It doesn't work so well in the wet, on those occasions I use a 26ft retractable lead. My dog wears a fleece lined harness by Trixie which is very protective if he runs to the end of the lead.


----------



## prose (6 September 2008)

I have a 50 ft training lead from when Stella was a puppy, and occasionally I'll use her 26 foot flexi-leash if, for example, we're walking near livestock or are deep in bear/coyote country (not in NYC, obviously  
	
	
		
		
	


	




). There is a certain skill to using one, and I think that's an excellent idea for a deaf dog.


----------



## Sprout (7 September 2008)

I use a flexi lead for one of mine who has "selective deafness" when we are out, and she wears a halti too as she can be very strong, she gets a sense of freedom without me worrying about her disappearing into the sunset!

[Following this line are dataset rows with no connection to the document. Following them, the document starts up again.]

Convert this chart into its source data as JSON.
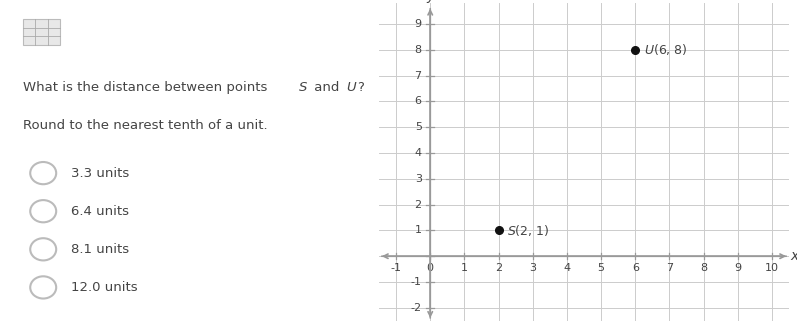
{
  "question_line1a": "What is the distance between points ",
  "question_S": "S",
  "question_mid": " and ",
  "question_U": "U",
  "question_end": "?",
  "question_line2": "Round to the nearest tenth of a unit.",
  "options": [
    "3.3 units",
    "6.4 units",
    "8.1 units",
    "12.0 units"
  ],
  "point_S": [
    2,
    1
  ],
  "point_U": [
    6,
    8
  ],
  "xlim": [
    -1.5,
    10.5
  ],
  "ylim": [
    -2.5,
    9.8
  ],
  "xticks": [
    -1,
    0,
    1,
    2,
    3,
    4,
    5,
    6,
    7,
    8,
    9,
    10
  ],
  "yticks": [
    -2,
    -1,
    0,
    1,
    2,
    3,
    4,
    5,
    6,
    7,
    8,
    9
  ],
  "xlabel": "x",
  "ylabel": "y",
  "grid_color": "#cccccc",
  "axis_color": "#999999",
  "point_color": "#111111",
  "bg_color": "#ffffff",
  "text_color": "#444444",
  "radio_color": "#bbbbbb",
  "radio_inner": "#dddddd"
}
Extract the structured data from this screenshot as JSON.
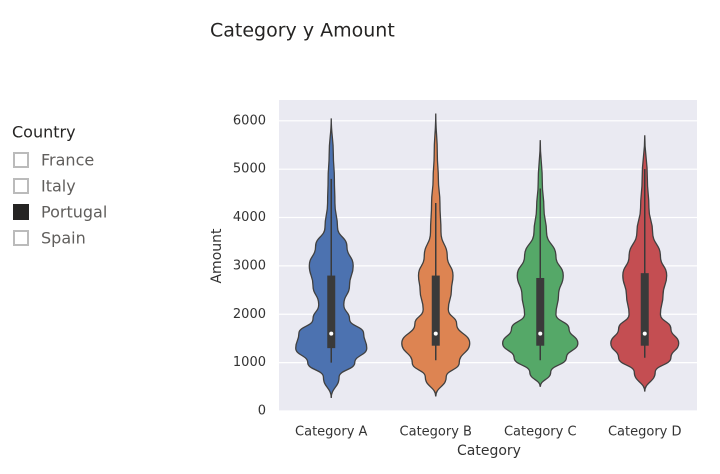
{
  "slicer": {
    "title": "Country",
    "items": [
      {
        "label": "France",
        "checked": false
      },
      {
        "label": "Italy",
        "checked": false
      },
      {
        "label": "Portugal",
        "checked": true
      },
      {
        "label": "Spain",
        "checked": false
      }
    ]
  },
  "chart_data": {
    "type": "violin",
    "title": "Category y Amount",
    "x_label": "Category",
    "y_label": "Amount",
    "categories": [
      "Category A",
      "Category B",
      "Category C",
      "Category D"
    ],
    "ylim": [
      0,
      6430
    ],
    "yticks": [
      0,
      1000,
      2000,
      3000,
      4000,
      5000,
      6000
    ],
    "grid": true,
    "violins": [
      {
        "color": "#4c72b0",
        "whisker": [
          1000,
          4800
        ],
        "box": [
          1300,
          2800
        ],
        "median": 1600,
        "profile_y": [
          270,
          700,
          1000,
          1300,
          1600,
          1900,
          2200,
          2600,
          3000,
          3400,
          3800,
          4300,
          4800,
          5300,
          6050
        ],
        "profile_w": [
          0,
          0.15,
          0.45,
          0.68,
          0.62,
          0.35,
          0.24,
          0.35,
          0.42,
          0.3,
          0.12,
          0.07,
          0.06,
          0.04,
          0
        ]
      },
      {
        "color": "#dd8452",
        "whisker": [
          1050,
          4300
        ],
        "box": [
          1350,
          2800
        ],
        "median": 1600,
        "profile_y": [
          300,
          700,
          1000,
          1400,
          1800,
          2100,
          2500,
          2800,
          3200,
          3700,
          4300,
          4800,
          5300,
          6150
        ],
        "profile_w": [
          0,
          0.2,
          0.45,
          0.65,
          0.4,
          0.24,
          0.3,
          0.33,
          0.22,
          0.1,
          0.08,
          0.05,
          0.03,
          0
        ]
      },
      {
        "color": "#55a868",
        "whisker": [
          1050,
          4600
        ],
        "box": [
          1350,
          2750
        ],
        "median": 1600,
        "profile_y": [
          500,
          800,
          1100,
          1400,
          1700,
          2000,
          2400,
          2800,
          3200,
          3700,
          4200,
          4700,
          5600
        ],
        "profile_w": [
          0,
          0.2,
          0.5,
          0.72,
          0.55,
          0.3,
          0.35,
          0.44,
          0.3,
          0.12,
          0.07,
          0.04,
          0
        ]
      },
      {
        "color": "#c44e52",
        "whisker": [
          1100,
          5000
        ],
        "box": [
          1350,
          2850
        ],
        "median": 1600,
        "profile_y": [
          400,
          800,
          1100,
          1400,
          1700,
          2000,
          2400,
          2800,
          3200,
          3700,
          4200,
          4800,
          5700
        ],
        "profile_w": [
          0,
          0.2,
          0.5,
          0.65,
          0.5,
          0.3,
          0.35,
          0.42,
          0.3,
          0.15,
          0.08,
          0.05,
          0
        ]
      }
    ]
  }
}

At home, she likes to play with her Kong on a rope toy, but she keeps wandering off with it, and then forgets where she has left it, so now I have tied the Kong to a red lunge line, and we never loose it - one problem solved!


----------



## Oneofthepack (7 September 2008)

[ QUOTE ]
so now I have tied the Kong to a red lunge line, and we never loose it - one problem solved!  
	
	
		
		
	


	





[/ QUOTE ]

What a brilliant idea!


----------



## sade1986 (7 September 2008)

QR We use one for our JRTs as they sometimes catch a glimpse of things and they are off, no chance of calling them back. Lets them have a roam without roaming to far when out on walks. Tried one of those extendable leads but they tend to run to the end and jerk them, ended up breaking a couple so decided the lunge line was best.


----------



## CorvusCorax (8 September 2008)

They are very good during recall training, or for male GSDs who ignore you when they see something interesting 
	
	
		
		
	


	




 you just need good 'lead management', ie use both hands!

I hate retractables, they should be piled up and burned!


----------